The Secret Life of Plants

by Nicholas Harberd

Pub Date: May 2nd, 2006
ISBN: 1-58234-413-2
Publisher: Bloomsbury

A scientist discovers a world of wonder in a graveyard weed.

Nearing 50 and feeling directionless in his research, leading British plant geneticist Harberd (Biological Sciences/Univ. of East Anglia) stole away from the routine of academic science at the noted John Innes Centre to rekindle his sense of wonder outdoors. In St. Mary’s churchyard in Norfolk, he observed over a yearlong period the life of the thale-cross plant. “It’s just a weed, we’ve got plenty of them in the garden at home,” remarked his young son.
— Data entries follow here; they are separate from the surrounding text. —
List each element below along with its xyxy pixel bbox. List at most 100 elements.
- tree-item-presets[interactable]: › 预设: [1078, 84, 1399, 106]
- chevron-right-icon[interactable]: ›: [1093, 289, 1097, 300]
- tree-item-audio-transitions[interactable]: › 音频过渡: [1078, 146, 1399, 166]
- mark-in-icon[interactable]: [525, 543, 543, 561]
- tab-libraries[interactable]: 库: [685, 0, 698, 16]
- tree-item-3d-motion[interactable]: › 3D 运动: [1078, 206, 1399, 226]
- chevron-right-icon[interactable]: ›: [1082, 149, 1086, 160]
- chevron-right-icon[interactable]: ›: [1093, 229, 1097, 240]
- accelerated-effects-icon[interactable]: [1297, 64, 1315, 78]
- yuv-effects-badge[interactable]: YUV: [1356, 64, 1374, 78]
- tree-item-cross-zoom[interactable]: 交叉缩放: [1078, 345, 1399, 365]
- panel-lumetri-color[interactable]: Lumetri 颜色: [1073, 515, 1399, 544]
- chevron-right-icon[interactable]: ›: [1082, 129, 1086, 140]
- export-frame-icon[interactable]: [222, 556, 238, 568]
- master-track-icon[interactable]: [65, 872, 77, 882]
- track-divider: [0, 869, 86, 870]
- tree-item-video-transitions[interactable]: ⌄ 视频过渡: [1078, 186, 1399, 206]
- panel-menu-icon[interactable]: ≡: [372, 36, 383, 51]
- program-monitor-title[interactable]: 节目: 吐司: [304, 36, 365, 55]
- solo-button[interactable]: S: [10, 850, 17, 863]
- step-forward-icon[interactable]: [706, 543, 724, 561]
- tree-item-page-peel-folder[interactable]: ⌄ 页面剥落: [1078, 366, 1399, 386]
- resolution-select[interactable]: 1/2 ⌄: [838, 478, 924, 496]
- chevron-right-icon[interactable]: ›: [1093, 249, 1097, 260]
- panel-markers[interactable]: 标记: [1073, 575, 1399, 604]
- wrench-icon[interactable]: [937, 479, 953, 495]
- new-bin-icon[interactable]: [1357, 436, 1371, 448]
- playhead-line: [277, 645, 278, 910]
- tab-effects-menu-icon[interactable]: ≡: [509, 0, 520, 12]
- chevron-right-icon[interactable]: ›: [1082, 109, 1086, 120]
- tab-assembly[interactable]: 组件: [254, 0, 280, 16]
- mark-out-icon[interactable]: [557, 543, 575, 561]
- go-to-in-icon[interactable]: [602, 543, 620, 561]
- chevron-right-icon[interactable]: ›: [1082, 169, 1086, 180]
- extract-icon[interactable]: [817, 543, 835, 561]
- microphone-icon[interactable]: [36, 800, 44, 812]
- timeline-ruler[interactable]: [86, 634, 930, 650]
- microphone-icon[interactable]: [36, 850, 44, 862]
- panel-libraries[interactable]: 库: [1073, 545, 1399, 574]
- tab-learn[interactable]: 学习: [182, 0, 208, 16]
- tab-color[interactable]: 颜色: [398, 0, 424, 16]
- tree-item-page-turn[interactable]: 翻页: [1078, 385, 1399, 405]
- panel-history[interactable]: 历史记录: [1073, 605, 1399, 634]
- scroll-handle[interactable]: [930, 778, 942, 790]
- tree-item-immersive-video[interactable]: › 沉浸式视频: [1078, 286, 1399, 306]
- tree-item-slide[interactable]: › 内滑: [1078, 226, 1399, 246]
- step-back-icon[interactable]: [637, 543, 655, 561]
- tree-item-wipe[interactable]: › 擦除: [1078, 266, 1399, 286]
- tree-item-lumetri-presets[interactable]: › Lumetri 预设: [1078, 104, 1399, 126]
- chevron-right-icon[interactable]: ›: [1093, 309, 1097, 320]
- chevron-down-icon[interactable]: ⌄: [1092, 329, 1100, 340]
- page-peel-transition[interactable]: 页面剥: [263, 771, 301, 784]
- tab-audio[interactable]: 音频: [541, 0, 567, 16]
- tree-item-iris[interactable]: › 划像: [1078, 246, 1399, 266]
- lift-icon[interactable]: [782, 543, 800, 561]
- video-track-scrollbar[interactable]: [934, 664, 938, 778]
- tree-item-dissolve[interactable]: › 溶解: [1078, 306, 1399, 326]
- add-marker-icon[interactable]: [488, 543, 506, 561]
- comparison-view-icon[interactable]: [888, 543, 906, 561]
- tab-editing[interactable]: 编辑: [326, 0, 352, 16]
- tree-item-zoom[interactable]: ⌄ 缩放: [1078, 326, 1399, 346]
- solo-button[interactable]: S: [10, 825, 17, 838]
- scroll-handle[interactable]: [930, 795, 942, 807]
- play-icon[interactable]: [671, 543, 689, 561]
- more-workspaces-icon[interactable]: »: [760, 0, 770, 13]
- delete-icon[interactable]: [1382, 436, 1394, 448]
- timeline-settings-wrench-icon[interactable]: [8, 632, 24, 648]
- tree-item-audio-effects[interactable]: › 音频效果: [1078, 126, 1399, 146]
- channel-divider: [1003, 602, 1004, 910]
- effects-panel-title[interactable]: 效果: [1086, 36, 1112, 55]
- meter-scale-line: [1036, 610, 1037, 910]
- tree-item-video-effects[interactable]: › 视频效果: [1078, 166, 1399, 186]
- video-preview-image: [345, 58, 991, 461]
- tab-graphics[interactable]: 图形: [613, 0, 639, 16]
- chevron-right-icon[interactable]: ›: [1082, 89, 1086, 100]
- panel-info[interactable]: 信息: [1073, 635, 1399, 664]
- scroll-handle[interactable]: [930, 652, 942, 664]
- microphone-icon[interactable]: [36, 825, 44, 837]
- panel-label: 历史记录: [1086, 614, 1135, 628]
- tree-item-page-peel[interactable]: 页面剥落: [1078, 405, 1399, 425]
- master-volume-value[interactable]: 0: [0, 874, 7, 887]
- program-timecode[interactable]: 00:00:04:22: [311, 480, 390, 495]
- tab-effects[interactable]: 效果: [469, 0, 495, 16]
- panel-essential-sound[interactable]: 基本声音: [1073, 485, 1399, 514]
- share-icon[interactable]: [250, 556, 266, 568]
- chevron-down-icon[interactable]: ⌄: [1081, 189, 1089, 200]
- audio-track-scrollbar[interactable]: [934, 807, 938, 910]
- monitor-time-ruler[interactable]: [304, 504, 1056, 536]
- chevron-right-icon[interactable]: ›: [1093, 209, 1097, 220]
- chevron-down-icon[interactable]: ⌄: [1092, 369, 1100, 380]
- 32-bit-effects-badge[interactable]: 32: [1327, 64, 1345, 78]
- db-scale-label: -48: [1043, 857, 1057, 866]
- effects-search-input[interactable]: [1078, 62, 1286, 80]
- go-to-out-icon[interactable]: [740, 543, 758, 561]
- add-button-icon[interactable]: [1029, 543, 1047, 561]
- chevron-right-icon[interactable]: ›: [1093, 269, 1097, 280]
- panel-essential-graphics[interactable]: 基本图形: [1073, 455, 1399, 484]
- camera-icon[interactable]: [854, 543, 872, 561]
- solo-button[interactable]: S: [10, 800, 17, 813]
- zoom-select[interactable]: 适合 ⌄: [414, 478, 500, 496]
This exquisitely detailed journal—at once rigorously scientific and yet bordering on the mystical—belies that statement. The author recounts the many stories a weed can tell as it grows, flowers, faces threats (first a slug, then apparently a rabbit) and is finally destroyed by a mourner weeding at graveside. Because the plant was in the world (rather than isolated in the lab), Harberd found new ways of seeing its growth, death and regeneration, all of which depended on “connectivity” to the earth and sun. While cycling from home to his beloved churchyard, working in the lab, attending concerts or traveling on business and holiday, the author muses on nature, memory, life and death. His written-on-the-run observations eventually helped break his “scientist’s block” and left the hardheaded DNA expert with a newfound, quasi-religious reverence for the oneness of life: “Music, landscape, life, all connected.” Although Harberd’s intended reader is the nonscientist, some passages are daunting. Those with the patience to stick with him will be rewarded by fascinating glimpses of a first-rate scientific mind at play. Most refreshing is the author’s candor about the imperfections of science: its starts and stops; the gap between separating and classifying things in the lab, and the wholeness and harmony of nature in the field.